Zurich-style Veal Schnitzel
By lynleywoman
Ingredients
- 1/4 cup butter
- 1 onion
- 5 cups thinly sliced mushrooms
- 1 1/4 lb veal scallops
- 2 tbsp all-purpose flour
- 1/2 tsp salt
- 1/4 tsp pepper
- 1/2 cup white wine
- 1/2 cup chicken stock
- 1 cup whipping cream
- 1 tbsp minced parsley
Details
Preparation
Step 1
In large nonstick skillet,melt half of the butter over medium high heat; cook onion and mushrooms until tender and no liquid remains, about 8 minutes. Set aside on large plate.Meanwhile cut veal across the grain into pencil-thin strips. In large bag,toss half of the strips with half each of the flour,salt and pepper; repeat with remaining veal.
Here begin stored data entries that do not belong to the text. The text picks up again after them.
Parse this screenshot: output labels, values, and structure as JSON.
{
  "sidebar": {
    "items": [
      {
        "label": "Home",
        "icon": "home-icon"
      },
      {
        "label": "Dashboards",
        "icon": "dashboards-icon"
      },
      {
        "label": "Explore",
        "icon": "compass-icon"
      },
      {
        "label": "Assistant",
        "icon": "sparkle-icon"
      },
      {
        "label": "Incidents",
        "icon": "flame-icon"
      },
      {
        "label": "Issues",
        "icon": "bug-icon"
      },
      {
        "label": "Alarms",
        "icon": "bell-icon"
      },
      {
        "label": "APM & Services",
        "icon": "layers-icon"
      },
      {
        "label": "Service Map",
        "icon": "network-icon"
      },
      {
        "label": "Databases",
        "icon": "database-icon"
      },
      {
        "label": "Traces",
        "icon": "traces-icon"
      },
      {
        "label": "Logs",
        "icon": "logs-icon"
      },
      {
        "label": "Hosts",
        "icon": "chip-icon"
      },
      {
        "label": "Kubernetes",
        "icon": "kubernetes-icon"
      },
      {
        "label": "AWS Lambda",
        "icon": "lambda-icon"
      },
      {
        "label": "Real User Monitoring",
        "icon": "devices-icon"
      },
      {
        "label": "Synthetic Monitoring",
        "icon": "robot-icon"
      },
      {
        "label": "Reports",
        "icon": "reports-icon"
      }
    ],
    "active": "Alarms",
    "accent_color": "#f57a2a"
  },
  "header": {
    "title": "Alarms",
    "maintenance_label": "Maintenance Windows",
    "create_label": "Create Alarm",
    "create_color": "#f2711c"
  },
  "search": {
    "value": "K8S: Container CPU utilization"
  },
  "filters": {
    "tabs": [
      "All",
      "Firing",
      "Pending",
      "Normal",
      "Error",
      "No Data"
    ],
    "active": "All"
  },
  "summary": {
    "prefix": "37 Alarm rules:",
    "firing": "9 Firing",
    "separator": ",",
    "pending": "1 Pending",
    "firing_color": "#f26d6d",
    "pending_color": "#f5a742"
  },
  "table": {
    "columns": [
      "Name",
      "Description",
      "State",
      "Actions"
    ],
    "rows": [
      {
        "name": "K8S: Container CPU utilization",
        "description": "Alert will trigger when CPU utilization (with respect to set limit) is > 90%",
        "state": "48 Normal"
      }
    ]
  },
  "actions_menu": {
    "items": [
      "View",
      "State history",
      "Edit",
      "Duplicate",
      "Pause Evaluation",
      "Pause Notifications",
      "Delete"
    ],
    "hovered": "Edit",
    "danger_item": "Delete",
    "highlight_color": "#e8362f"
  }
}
In skillet,melt 1 tbsp of the remaining butter over medium high heat until bubbling subsides. Sear half of the veal until golden,about 4 minutes. Repeat with remaining veal.
Add to plate.
Increase heat to high. pour in wine and stock; bring to boil,scraping up any brown bits from bottom of pan. Boil until reduced by half, about 4 minutes. Stir in cream;bring to boil. Boil hard until thickened enough to coat spoon, about 4 minutes.
Reduce heat to medium. Stir in mushroom mixture and veal and any accumulated juices;heat through,tossing often about 3 minutes. Sprinkle with parsley.